5 Want Jahweh’s zwaard Is in de hemel gewet; Zie, het suist op Edom neer, Op het volk ten oordeel gewijd.
For my sword has drunk its fill in the sky. Look, it will come down on Edom, and on the people of my curse, for judgment.
6 Jahweh’s zwaard zit vol bloed, En het druipt van vet: Bloed van lammeren en bokken, Vet uit de nieren der rammen. Want Jahweh houdt een offer in Bosra, Een geweldige slachting in het land van Edom:
The LORD's sword is filled with blood. It is covered with fat, with the blood of lambs and goats, with the fat of the kidneys of rams; for the LORD has a sacrifice in Bozrah, And a great slaughter in the land of Edom.

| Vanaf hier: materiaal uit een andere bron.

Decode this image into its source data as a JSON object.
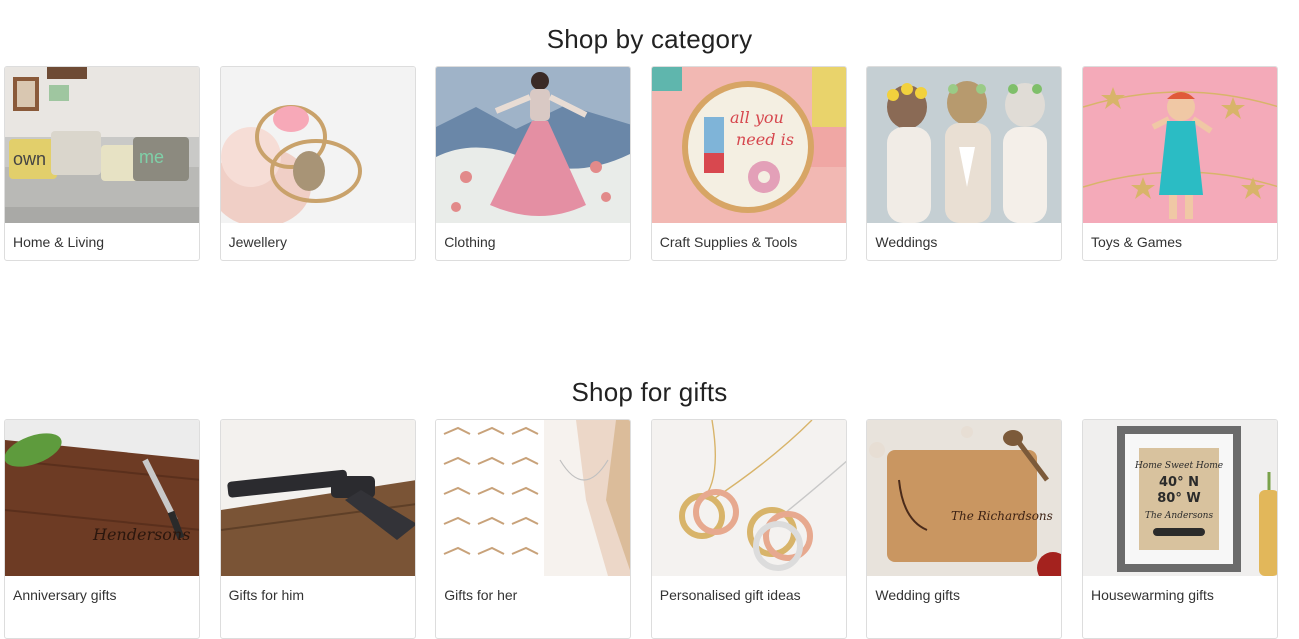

7 Buffels storten met varren neer, En ossen met stieren. Hun land is dronken van bloed, Hun bodem druipt van vet:
The wild oxen will come down with them, and the young bulls with the mighty bulls; and their land will be soaked with blood, and their dust made greasy with fat.
8 Want het is voor Jahweh een dag van wraak, Een jaar van straf voor den hater van Sion.
For the LORD has a day of vengeance, a year of recompense for the cause of Zion.
9 Zijn beken worden veranderd in teer, Zijn bodem in zwavel, zijn land in pek, Dat dag en nacht brandt,
Its streams will be turned into pitch, its dust into sulfur, And its land will become burning pitch.
10 En nooit wordt geblust. Zijn rook stijgt eeuwig omhoog, Van geslacht tot geslacht; Het ligt verwoest voor altijd en immer, Niemand trekt er doorheen.
It won't be quenched night nor day. Its smoke will go up forever. From generation to generation, it will lie waste. No one will pass through it forever and ever.
11 Kraai en reiger nemen het in hun bezit, Uil en raaf gaan er wonen: Het meetsnoer der woestheid is er overheen getrokken, En het paslood der leegheid.
But the pelican and the porcupine will possess it. The owl and the raven will dwell in it. He will stretch the line of confusion over it, and the plumb line of emptiness.
12 Seïr is zonder bewoners geworden, Zijn adel is er niet meer; Niemand, die men tot koning kan kiezen, Al zijn vorsten zijn heen.
They shall call its nobles to the kingdom, but none shall be there; and all its princes shall be nothing.
13 Doornen woekeren in zijn paleizen, In zijn burchten netels en distels; Het is een hol voor de jakhals, En een park voor de struisen.
Thorns will come up in its palaces, nettles and thistles in its fortresses; and it will be a habitation of jackals, a court for ostriches.
14 Wilde katten ontmoeten er honden, Baarlijke duivels treffen elkaar; De schimmen spoken er rond, En vinden hun rust.
And the wildcats will meet with the hyenas, and the wild goat will cry to his fellow. There too, nocturnal animals shall settle, and shall find themselves a place of rest.
15 Daar nestelt de slang, en legt er haar eieren, Bedekt ze en broedt ze; Daar komen ook de gieren bijeen, En zoeken elkaar.
The owl will make her nest there, and lay, hatch, and gather under her shade. Yes, the vultures will be gathered there, every one with her mate.
16 Jahweh roept ze in volle getale, Er ontbreekt er geen een, er wordt niemand gemist; Want zijn mond heeft ze ontboden, En zijn geest brengt ze bijeen.
Search in the scroll of the LORD, and read: not one of these will be missing. None will lack her mate. For my mouth has commanded, and his Ruach has gathered them.
17 Hij heeft voor hen het lot geworpen, Zijn hand met het snoer hun deel gemeten; Ze zullen het eeuwig bezitten, Van geslacht tot geslacht erin wonen.
He has cast the lot for them, and his hand has divided it to them with a measuring line. They shall possess it forever. From generation to generation they will dwell in it.